Die Asylrechtsverschärfungen sind aber nicht nur menschenfeindlich, sondern auch verlogen: Alle Versuche sich abzuschotten haben bisher nicht funktioniert. Selbst unter Meloni kamen 2023 in Italien mehr Flüchtlinge an als je zuvor. Und weil die Regierenden gar nicht liefern können, was sie ankündigen, erscheinen sie schwach. Davon profitieren einzig jene, die versprechen, wirklich ernst zu machen, wenn sie denn nur an die Macht kämen. Daher empfehlen wir allen, die außer dem ständigen Gerede über illegale Migration und angebliche Pull-Faktoren nichts zu sagen haben, einfach mal die Fresse zu halten!
Dass jetzt viele Menschen schockiert über die Deportationspläne der AfD sind, ist nur etwas Wert, wenn der Abbau von Menschenrechten endlich gestoppt wird, egal von wem er geplant ist. Die Chancen darauf stehen jedoch schlecht: Solange Bauchschmerzen dabei sind, scheint für die meisten Deutschen auch nach wie vor jede Grausamkeit akzeptabel zu sein. Erst gestern wurde das sogenannte „Rückführungsverbesserungsgesetz“ beschlossen, welches unter anderem unangekündigte und nächtliche Abschiebungen möglich macht.
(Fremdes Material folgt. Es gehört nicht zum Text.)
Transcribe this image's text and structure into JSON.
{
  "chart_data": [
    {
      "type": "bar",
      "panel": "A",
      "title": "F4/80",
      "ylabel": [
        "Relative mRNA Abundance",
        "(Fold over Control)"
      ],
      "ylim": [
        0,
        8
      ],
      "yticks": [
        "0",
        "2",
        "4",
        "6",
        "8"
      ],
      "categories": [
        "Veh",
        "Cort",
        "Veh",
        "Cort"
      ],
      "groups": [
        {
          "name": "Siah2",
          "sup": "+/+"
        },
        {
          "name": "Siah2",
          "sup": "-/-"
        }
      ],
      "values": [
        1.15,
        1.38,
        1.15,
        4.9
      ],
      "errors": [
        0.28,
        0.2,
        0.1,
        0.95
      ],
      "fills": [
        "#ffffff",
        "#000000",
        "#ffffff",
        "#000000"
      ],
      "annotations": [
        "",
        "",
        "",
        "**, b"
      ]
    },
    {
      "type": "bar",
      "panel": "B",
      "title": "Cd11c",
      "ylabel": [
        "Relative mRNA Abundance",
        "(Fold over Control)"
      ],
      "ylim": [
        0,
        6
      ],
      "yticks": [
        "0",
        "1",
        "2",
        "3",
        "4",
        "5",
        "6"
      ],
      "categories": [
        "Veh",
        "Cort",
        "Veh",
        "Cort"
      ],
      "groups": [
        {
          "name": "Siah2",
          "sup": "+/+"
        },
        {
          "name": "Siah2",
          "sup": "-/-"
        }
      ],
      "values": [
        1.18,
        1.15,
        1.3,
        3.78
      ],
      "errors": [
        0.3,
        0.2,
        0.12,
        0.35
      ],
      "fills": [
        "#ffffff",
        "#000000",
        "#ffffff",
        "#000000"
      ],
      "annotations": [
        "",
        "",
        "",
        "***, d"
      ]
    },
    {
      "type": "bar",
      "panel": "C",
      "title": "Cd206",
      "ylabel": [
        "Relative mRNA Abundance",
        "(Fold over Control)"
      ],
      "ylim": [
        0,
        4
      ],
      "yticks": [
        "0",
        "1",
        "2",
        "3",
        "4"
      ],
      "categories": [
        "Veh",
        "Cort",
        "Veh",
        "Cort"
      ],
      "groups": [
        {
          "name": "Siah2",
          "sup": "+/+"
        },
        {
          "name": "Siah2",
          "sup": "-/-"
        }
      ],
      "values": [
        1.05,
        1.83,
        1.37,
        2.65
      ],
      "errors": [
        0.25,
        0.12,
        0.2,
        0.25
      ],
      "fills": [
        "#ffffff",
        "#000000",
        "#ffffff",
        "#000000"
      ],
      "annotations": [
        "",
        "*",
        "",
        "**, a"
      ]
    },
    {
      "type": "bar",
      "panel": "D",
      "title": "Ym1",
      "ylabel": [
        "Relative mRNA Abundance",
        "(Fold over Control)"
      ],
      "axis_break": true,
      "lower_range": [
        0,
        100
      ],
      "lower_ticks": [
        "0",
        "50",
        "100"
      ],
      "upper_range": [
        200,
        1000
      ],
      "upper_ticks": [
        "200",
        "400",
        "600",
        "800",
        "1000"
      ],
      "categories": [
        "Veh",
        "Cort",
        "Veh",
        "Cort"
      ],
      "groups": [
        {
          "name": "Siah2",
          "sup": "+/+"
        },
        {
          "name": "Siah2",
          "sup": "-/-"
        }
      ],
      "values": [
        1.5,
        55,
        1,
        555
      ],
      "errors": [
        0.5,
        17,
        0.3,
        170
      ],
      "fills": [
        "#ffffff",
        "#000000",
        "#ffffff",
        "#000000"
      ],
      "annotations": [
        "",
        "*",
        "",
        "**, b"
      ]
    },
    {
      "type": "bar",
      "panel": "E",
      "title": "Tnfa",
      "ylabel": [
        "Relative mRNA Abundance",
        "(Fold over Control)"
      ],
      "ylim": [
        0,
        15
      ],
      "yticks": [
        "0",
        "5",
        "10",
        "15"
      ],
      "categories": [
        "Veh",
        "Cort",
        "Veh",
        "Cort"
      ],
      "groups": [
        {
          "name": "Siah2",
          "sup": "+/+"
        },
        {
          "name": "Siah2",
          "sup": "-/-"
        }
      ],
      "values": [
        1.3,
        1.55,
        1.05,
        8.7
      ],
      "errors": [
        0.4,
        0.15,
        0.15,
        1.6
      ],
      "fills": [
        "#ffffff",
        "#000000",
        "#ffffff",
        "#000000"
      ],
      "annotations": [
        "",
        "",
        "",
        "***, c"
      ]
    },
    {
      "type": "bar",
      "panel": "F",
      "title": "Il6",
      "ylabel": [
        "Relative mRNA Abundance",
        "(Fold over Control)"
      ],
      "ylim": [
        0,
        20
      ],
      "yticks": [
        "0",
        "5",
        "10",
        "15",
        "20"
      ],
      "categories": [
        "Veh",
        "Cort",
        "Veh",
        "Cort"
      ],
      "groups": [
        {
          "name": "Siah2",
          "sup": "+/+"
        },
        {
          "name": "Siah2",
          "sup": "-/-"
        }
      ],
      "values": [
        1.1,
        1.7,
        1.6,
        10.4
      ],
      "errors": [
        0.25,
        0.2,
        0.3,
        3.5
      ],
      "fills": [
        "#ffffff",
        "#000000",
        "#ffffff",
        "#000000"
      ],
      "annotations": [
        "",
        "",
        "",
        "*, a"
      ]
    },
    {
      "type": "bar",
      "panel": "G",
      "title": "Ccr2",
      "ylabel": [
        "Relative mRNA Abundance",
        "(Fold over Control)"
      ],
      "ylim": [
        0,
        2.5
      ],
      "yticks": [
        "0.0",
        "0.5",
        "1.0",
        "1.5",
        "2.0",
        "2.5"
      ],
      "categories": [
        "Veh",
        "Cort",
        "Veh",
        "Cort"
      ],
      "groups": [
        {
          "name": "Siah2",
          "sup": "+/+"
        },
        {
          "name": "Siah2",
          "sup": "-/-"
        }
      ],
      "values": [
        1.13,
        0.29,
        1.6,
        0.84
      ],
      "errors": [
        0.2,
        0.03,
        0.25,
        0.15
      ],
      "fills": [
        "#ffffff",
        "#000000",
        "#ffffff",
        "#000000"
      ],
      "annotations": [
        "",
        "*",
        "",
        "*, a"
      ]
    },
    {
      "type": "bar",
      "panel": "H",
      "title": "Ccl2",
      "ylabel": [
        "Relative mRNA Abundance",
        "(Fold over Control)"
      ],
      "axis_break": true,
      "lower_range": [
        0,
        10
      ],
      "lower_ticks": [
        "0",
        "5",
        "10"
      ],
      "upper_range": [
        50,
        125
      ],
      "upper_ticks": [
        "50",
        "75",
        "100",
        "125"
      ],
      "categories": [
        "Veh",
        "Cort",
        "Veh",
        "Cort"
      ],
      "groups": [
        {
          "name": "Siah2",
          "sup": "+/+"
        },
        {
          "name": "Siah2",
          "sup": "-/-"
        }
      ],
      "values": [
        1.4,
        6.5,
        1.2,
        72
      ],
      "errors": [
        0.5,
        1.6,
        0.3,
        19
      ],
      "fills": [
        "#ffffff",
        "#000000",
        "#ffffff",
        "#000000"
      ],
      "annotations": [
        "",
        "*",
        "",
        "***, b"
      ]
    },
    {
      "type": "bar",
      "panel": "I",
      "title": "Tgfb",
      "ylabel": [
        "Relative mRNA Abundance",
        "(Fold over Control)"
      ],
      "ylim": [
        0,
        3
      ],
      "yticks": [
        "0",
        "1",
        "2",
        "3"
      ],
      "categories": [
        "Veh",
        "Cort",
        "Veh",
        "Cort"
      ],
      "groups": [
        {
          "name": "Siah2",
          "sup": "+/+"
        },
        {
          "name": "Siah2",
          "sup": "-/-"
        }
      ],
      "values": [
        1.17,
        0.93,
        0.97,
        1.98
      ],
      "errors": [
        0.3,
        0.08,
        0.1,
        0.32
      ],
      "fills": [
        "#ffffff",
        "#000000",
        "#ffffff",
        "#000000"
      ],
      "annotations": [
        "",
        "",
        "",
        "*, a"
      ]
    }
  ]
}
Aber nicht nur in der Migrationspolitik setzen die Regierenden viele Dinge in vorauseilendem Gehorsam um, die von der AfD gefordert werden. Auch ihre Austeritätspolitik bereitet den Nährboden für den Faschismus, indem sie den gesellschaftlichen Zusammenhalt erodiert. Es stimmt zwar, dass der Großteil der AfD-Wähler:innen die inhaltlichen Positionen der Partei teilt, allerdings sind diese Menschen ja erst in einer Gesellschaft zu Faschisten geworden, die von den etablierten Parteien gestaltet wird.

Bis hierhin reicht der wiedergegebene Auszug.